In metazoans, telomerase activity is high in the embryonic stages of life, but is virtually non-existent in adults except in cell types that must constantly proliferate (e.g. blood and epithelial cells). The activity of telomerase is primarily regulated by expression of the TERT gene (telomerase reverse transcriptase) although construction of the full telomerase also requires the expression of the TERC gene (the telomerase RNA, also abbreviated TR), and dyskerin. Roughly speaking, the number of telomeric repeats that are placed on a chromosome in early development determines the number of DNA replications and cell divisions that the cell can undergo before succumbing to apoptosis (programmed cell death). Experiments on cells in culture demonstrate a strong correlation between telomere length and longevity, and it is known that cells taken from people with the premature aging disease, progeria, have relatively short telomeres.
Conversely, cancer cells almost universally have unregulated expression of telomerase. Given that a defining characteristic of cancer cells is the ability to proliferate rapidly and indefinitely, turning telomerase back on is, not surprisingly, an important aspect of carcinogenesis. It is therefore a target for anti-cancer treatments; however, to date no telomerase-targeting therapies have proven effective.
Now that we know about telomeres, the question that started this section becomes even more problematic: with these repeated sequence overhangs, how are chromosomes prevented from connecting end-to-end through a double-strand repair-like process? In part due to their repeated sequences, telomeres are able to form end-caps and protect chromosomal ends. The telomeres protect the ends of each chromosome by binding to protective proteins and by forming complex structures. Telomere end binding proteins (TEBP) bind to the 3’ overhanging end of the telomere. Other capping proteins, such as the mammalian TRF1 and TRF2 (telomere repeat binding factors) not only bind the telomere, but help to organize it into large looped structures known as T-loops (Figure 26).

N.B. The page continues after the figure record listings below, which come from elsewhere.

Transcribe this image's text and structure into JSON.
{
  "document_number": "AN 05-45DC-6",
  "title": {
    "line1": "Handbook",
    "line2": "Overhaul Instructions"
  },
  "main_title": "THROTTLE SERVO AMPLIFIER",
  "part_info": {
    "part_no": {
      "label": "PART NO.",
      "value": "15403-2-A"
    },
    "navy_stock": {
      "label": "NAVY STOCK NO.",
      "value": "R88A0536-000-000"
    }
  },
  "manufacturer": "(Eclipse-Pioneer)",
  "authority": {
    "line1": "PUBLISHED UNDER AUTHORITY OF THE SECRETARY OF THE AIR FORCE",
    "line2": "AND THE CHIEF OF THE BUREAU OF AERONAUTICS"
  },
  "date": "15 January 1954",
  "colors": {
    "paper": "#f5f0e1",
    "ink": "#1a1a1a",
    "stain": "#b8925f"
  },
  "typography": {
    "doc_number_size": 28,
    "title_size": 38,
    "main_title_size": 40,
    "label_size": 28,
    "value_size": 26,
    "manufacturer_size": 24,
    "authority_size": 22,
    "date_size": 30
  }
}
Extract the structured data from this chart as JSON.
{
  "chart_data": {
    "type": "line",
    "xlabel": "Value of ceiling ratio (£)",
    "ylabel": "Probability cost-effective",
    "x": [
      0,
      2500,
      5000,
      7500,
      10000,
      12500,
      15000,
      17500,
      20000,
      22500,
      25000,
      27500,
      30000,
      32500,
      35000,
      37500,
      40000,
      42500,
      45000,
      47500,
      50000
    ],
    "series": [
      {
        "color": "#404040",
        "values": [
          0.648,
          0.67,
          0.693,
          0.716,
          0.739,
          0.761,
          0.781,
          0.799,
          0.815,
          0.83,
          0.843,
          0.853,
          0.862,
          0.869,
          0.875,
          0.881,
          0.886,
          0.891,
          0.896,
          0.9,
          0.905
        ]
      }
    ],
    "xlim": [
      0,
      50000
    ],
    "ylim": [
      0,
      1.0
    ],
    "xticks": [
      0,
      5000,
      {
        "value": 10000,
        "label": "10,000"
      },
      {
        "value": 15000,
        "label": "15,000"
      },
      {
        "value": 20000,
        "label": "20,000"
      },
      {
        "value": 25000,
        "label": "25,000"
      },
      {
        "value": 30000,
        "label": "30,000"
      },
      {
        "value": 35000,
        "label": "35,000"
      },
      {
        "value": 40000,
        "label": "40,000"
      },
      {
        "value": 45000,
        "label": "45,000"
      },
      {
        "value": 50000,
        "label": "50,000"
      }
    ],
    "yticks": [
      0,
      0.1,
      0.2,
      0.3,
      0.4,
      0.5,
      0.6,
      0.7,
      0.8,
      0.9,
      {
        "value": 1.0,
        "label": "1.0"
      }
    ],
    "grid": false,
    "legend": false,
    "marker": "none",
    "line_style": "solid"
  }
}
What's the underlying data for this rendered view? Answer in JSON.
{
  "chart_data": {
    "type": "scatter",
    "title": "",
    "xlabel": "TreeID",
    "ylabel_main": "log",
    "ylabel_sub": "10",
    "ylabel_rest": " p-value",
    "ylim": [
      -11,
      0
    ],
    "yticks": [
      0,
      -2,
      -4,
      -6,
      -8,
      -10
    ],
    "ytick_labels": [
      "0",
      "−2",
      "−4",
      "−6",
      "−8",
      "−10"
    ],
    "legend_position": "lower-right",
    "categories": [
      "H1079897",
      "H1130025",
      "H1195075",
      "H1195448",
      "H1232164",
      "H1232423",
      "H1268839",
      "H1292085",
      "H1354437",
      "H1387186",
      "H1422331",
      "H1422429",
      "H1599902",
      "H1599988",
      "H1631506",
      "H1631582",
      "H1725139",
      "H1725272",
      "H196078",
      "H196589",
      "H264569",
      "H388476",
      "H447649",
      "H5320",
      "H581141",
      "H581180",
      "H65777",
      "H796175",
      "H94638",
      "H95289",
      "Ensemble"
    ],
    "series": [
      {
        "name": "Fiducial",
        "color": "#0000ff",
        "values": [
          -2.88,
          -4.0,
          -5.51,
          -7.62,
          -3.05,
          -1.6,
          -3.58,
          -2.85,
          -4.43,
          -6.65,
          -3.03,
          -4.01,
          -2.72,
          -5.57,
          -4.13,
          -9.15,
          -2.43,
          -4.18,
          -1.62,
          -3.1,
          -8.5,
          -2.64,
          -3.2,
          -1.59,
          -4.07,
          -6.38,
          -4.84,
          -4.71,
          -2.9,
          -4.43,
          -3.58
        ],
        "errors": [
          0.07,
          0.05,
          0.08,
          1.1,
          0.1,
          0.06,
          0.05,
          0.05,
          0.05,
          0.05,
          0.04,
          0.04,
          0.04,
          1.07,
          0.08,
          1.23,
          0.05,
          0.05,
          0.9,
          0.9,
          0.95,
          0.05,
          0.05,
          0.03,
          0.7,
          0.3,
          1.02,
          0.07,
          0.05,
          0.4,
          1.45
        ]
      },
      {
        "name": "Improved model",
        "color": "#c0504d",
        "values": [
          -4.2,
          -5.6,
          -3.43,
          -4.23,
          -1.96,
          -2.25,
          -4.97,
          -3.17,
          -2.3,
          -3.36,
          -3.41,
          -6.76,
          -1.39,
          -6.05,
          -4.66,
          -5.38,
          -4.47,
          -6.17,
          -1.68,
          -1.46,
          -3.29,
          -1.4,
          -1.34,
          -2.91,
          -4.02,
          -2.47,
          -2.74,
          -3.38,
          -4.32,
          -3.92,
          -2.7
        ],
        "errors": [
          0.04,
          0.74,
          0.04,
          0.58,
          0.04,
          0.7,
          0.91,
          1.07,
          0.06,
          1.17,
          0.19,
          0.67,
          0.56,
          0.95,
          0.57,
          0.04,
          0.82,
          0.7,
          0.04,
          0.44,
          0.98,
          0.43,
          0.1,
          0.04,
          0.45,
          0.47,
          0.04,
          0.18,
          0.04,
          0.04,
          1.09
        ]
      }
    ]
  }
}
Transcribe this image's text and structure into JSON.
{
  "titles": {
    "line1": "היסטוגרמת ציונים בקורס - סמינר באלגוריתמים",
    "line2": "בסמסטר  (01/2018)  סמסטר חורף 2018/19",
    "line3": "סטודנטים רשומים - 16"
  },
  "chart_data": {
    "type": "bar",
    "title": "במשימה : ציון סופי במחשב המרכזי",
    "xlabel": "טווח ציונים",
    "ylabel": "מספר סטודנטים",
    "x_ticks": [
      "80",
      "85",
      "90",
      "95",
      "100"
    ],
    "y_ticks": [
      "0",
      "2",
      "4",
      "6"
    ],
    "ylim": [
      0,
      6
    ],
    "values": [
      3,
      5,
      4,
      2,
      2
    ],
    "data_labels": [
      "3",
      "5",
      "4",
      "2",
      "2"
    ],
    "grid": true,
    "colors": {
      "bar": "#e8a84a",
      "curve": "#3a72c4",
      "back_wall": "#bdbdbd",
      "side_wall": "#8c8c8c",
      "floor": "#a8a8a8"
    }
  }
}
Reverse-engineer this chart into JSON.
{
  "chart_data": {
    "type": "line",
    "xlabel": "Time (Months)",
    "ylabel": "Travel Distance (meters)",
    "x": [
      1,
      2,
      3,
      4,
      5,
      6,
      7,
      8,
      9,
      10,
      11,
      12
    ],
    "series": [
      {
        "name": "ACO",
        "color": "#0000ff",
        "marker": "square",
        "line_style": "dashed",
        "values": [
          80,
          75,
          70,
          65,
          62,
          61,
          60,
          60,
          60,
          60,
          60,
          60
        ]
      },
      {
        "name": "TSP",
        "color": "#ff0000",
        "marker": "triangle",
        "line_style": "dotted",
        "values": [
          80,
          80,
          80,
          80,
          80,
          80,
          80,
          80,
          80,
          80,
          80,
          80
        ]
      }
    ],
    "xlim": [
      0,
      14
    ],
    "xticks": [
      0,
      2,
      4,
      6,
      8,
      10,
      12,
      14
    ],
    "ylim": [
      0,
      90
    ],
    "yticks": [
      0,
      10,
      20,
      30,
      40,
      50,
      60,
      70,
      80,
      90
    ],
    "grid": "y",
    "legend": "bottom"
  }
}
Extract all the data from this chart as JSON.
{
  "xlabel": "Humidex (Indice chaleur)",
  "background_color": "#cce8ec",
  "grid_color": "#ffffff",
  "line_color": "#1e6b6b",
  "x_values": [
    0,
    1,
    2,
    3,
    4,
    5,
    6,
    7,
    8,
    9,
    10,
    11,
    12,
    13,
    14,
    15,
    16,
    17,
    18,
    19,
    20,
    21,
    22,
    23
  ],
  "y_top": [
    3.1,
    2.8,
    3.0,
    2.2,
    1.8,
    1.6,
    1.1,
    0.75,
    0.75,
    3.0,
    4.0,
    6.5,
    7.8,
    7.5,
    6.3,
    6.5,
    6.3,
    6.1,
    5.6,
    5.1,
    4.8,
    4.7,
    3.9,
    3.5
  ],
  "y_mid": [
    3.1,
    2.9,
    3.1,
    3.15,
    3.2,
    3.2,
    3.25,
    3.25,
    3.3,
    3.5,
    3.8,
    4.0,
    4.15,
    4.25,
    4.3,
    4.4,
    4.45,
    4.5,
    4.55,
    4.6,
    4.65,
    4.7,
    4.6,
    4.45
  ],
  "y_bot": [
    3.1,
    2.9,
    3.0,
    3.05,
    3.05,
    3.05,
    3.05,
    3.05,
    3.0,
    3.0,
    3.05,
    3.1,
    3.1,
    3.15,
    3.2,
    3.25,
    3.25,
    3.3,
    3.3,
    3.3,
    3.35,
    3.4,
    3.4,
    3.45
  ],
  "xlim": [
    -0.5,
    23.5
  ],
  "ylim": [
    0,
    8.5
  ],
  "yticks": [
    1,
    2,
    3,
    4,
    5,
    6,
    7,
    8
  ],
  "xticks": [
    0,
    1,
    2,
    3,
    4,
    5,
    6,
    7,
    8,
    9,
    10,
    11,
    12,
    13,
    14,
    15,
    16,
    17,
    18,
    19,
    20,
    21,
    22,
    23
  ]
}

Finally, the T-loop ends are further stabilized by the formation of G-quartets (Figure 27). G-quartets are a cyclic tetramers that can form in sequences with four consecutive guanine residues, which hydrogen-bond to each other to make a linked square shape stabilized by a metal ion in the center. Furthermore in cases like the telomere, in which such sequences are repeated, the G-quartets can stack and associate three-dimensionally, increasing their stability.